A linguist writes the rule NP → Det N. What is the key advantage of this symbolic representation over writing out every noun phrase in the language?
AIt is shorter and takes less space on the page
BIt captures a generalization that applies to an infinite class of phrases, expressing what they all have in common
CIt prevents ambiguity by specifying exactly which noun phrases are permitted
DIt allows computers to parse sentences faster than natural language descriptions
The rule NP → Det N applies to 'the dog,' 'a tree,' 'every student,' and infinitely many other phrases — it expresses the shared structural fact about all of them at once. This is the algebraic move: replacing a specific instance with a variable that ranges over an infinite class. Without symbolic abstraction, a linguist would need to list each phrase individually, which is impossible and misses the generalization entirely.
Question 2 Multiple Choice
A student says the rule S → NP VP merely describes sentences that already exist rather than predicting which combinations are grammatical. What is wrong with this view?
AThe rule only applies to English, so it cannot make universal predictions
BGenerative rules specify which symbol combinations are well-formed, making predictions about sentences never before uttered
CThe rule is a prescription, not a description, so it cannot describe anything
DRules like S → NP VP are too simple to be predictive in real languages
A grammar in the formal sense is a generative system — it specifies which combinations of symbols are well-formed and which are not. This makes predictions: any sequence that cannot be derived by the rules is predicted to be ungrammatical. The student's view misses that the rules apply to novel sentences never heard before, which is what makes symbolic representation so powerful — it captures productivity and systematicity, not just a catalogue of past utterances.
Question 3 True / False
A phrase structure rule like NP → Det N describes individual noun phrases rather than stating a generalization across an infinite class of phrases.
TTrue
FFalse
Answer: False
The whole point of symbolic abstraction is to move from specific instances to general patterns. NP → Det N applies to every determiner-noun combination in the language — an infinite set of phrases — with a single rule. This is the linguistic parallel to algebraic variables: 'x' doesn't describe one number, it ranges over all of them. Rules describe patterns, not instances.
Question 4 True / False
Feature notation like [+plural] or [CASE: nom] allows agreement and selection restrictions to be stated symbolically rather than as lists of individual word combinations.
TTrue
FFalse
Answer: True
This is precisely what feature notation accomplishes. Instead of listing every subject-verb pair that agrees in number, a feature [±plural] on noun phrases and verbs allows agreement to be stated as a single constraint: matching feature values. The same logic applies to case, animacy, gender, and other grammatical features. Symbolic notation replaces enumerations with constraints on variables.
Question 5 Short Answer
Why does symbolic representation in linguistics function similarly to algebraic variables, and what does this allow linguists to do that enumeration of examples could not?

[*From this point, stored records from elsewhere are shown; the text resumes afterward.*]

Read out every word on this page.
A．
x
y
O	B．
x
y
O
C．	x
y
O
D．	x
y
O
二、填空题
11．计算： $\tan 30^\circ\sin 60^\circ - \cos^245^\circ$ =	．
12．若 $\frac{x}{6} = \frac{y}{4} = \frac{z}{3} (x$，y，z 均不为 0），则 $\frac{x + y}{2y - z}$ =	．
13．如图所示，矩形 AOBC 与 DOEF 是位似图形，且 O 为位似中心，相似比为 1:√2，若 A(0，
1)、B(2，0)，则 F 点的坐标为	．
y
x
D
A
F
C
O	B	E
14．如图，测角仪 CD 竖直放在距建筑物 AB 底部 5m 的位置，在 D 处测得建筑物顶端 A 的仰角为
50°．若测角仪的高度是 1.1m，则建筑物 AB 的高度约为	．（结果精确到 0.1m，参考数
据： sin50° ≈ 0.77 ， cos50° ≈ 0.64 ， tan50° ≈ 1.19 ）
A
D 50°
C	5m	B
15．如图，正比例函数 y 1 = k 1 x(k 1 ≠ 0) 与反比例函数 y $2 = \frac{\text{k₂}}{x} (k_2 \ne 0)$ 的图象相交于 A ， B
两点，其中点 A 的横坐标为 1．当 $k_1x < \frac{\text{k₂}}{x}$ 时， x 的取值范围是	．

Think about your answer, then reveal below.
Model answer: Just as the variable x in algebra stands for any number rather than a specific one, symbols like NP or the feature [+plural] stand for a category that ranges over infinitely many specific instances. This abstraction allows linguists to state generalizations — rules, constraints, and patterns — that hold across all members of a category at once. Enumeration is impossible (languages are infinite) and misses the point: what matters is the structural relationship, not the specific items.

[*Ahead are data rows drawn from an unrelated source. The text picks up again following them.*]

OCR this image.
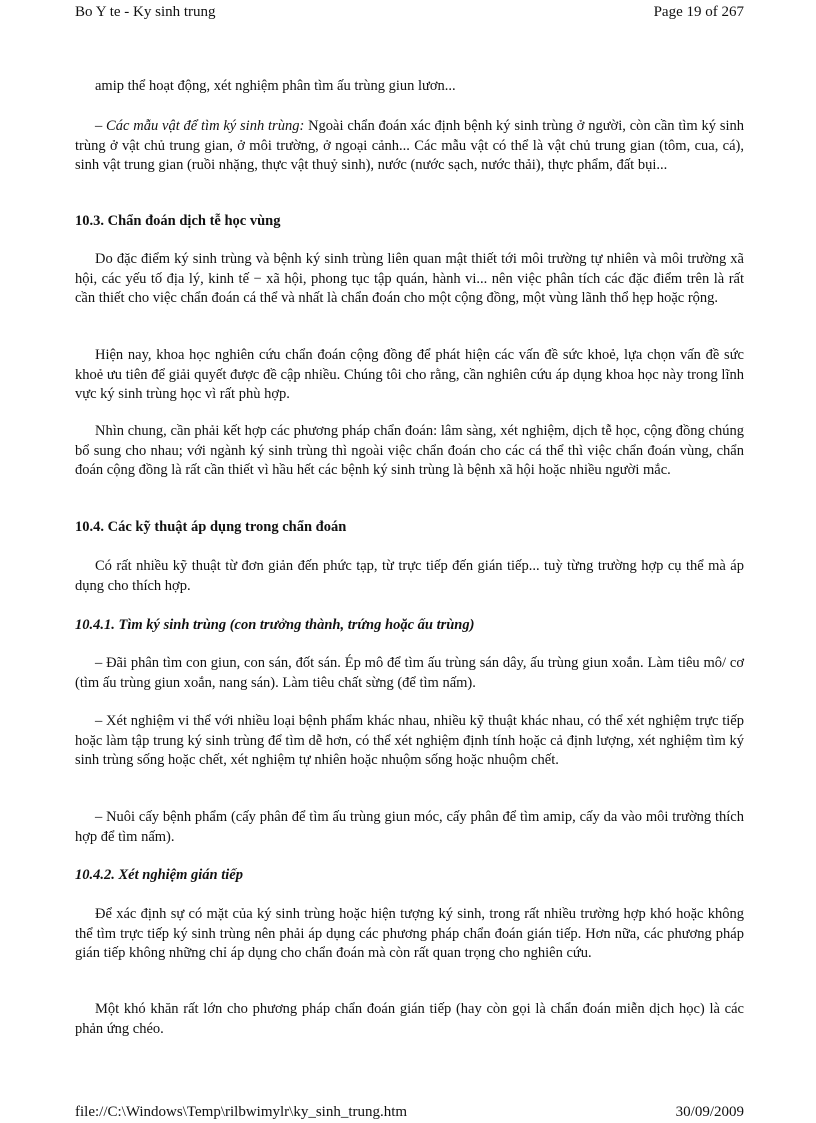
Bo Y te - Ky sinh trung	Page 19 of 267

amip thể hoạt động, xét nghiệm phân tìm ấu trùng giun lươn...

– Các mẫu vật để tìm ký sinh trùng: Ngoài chẩn đoán xác định bệnh ký sinh trùng ở người, còn cần tìm ký sinh trùng ở vật chủ trung gian, ở môi trường, ở ngoại cảnh... Các mẫu vật có thể là vật chủ trung gian (tôm, cua, cá), sinh vật trung gian (ruồi nhặng, thực vật thuỷ sinh), nước (nước sạch, nước thải), thực phẩm, đất bụi...

10.3. Chẩn đoán dịch tễ học vùng

Do đặc điểm ký sinh trùng và bệnh ký sinh trùng liên quan mật thiết tới môi trường tự nhiên và môi trường xã hội, các yếu tố địa lý, kinh tế − xã hội, phong tục tập quán, hành vi... nên việc phân tích các đặc điểm trên là rất cần thiết cho việc chẩn đoán cá thể và nhất là chẩn đoán cho một cộng đồng, một vùng lãnh thổ hẹp hoặc rộng.

Hiện nay, khoa học nghiên cứu chẩn đoán cộng đồng để phát hiện các vấn đề sức khoẻ, lựa chọn vấn đề sức khoẻ ưu tiên để giải quyết được đề cập nhiều. Chúng tôi cho rằng, cần nghiên cứu áp dụng khoa học này trong lĩnh vực ký sinh trùng học vì rất phù hợp.

Nhìn chung, cần phải kết hợp các phương pháp chẩn đoán: lâm sàng, xét nghiệm, dịch tễ học, cộng đồng chúng bổ sung cho nhau; với ngành ký sinh trùng thì ngoài việc chẩn đoán cho các cá thể thì việc chẩn đoán vùng, chẩn đoán cộng đồng là rất cần thiết vì hầu hết các bệnh ký sinh trùng là bệnh xã hội hoặc nhiều người mắc.

10.4. Các kỹ thuật áp dụng trong chẩn đoán

Có rất nhiều kỹ thuật từ đơn giản đến phức tạp, từ trực tiếp đến gián tiếp... tuỳ từng trường hợp cụ thể mà áp dụng cho thích hợp.

10.4.1. Tìm ký sinh trùng (con trưởng thành, trứng hoặc ấu trùng)

– Đãi phân tìm con giun, con sán, đốt sán. Ép mô để tìm ấu trùng sán dây, ấu trùng giun xoắn. Làm tiêu mô/ cơ (tìm ấu trùng giun xoắn, nang sán). Làm tiêu chất sừng (để tìm nấm).

– Xét nghiệm vi thể với nhiều loại bệnh phẩm khác nhau, nhiều kỹ thuật khác nhau, có thể xét nghiệm trực tiếp hoặc làm tập trung ký sinh trùng để tìm dễ hơn, có thể xét nghiệm định tính hoặc cả định lượng, xét nghiệm tìm ký sinh trùng sống hoặc chết, xét nghiệm tự nhiên hoặc nhuộm sống hoặc nhuộm chết.

– Nuôi cấy bệnh phẩm (cấy phân để tìm ấu trùng giun móc, cấy phân để tìm amip, cấy da vào môi trường thích hợp để tìm nấm).

10.4.2. Xét nghiệm gián tiếp

Để xác định sự có mặt của ký sinh trùng hoặc hiện tượng ký sinh, trong rất nhiều trường hợp khó hoặc không thể tìm trực tiếp ký sinh trùng nên phải áp dụng các phương pháp chẩn đoán gián tiếp. Hơn nữa, các phương pháp gián tiếp không những chỉ áp dụng cho chẩn đoán mà còn rất quan trọng cho nghiên cứu.

Một khó khăn rất lớn cho phương pháp chẩn đoán gián tiếp (hay còn gọi là chẩn đoán miễn dịch học) là các phản ứng chéo.

file://C:\Windows\Temp\rilbwimylr\ky_sinh_trung.htm	30/09/2009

The analogy to algebra also highlights what makes symbolic grammar 'formal': it is precise enough to support deduction. From a set of rules, you can derive which sentences are well-formed and which are not, and you can prove properties of the grammar as a whole. This is the foundation for computational linguistics and formal language theory — both depend on treating linguistic structure as a symbolic system rather than a collection of examples.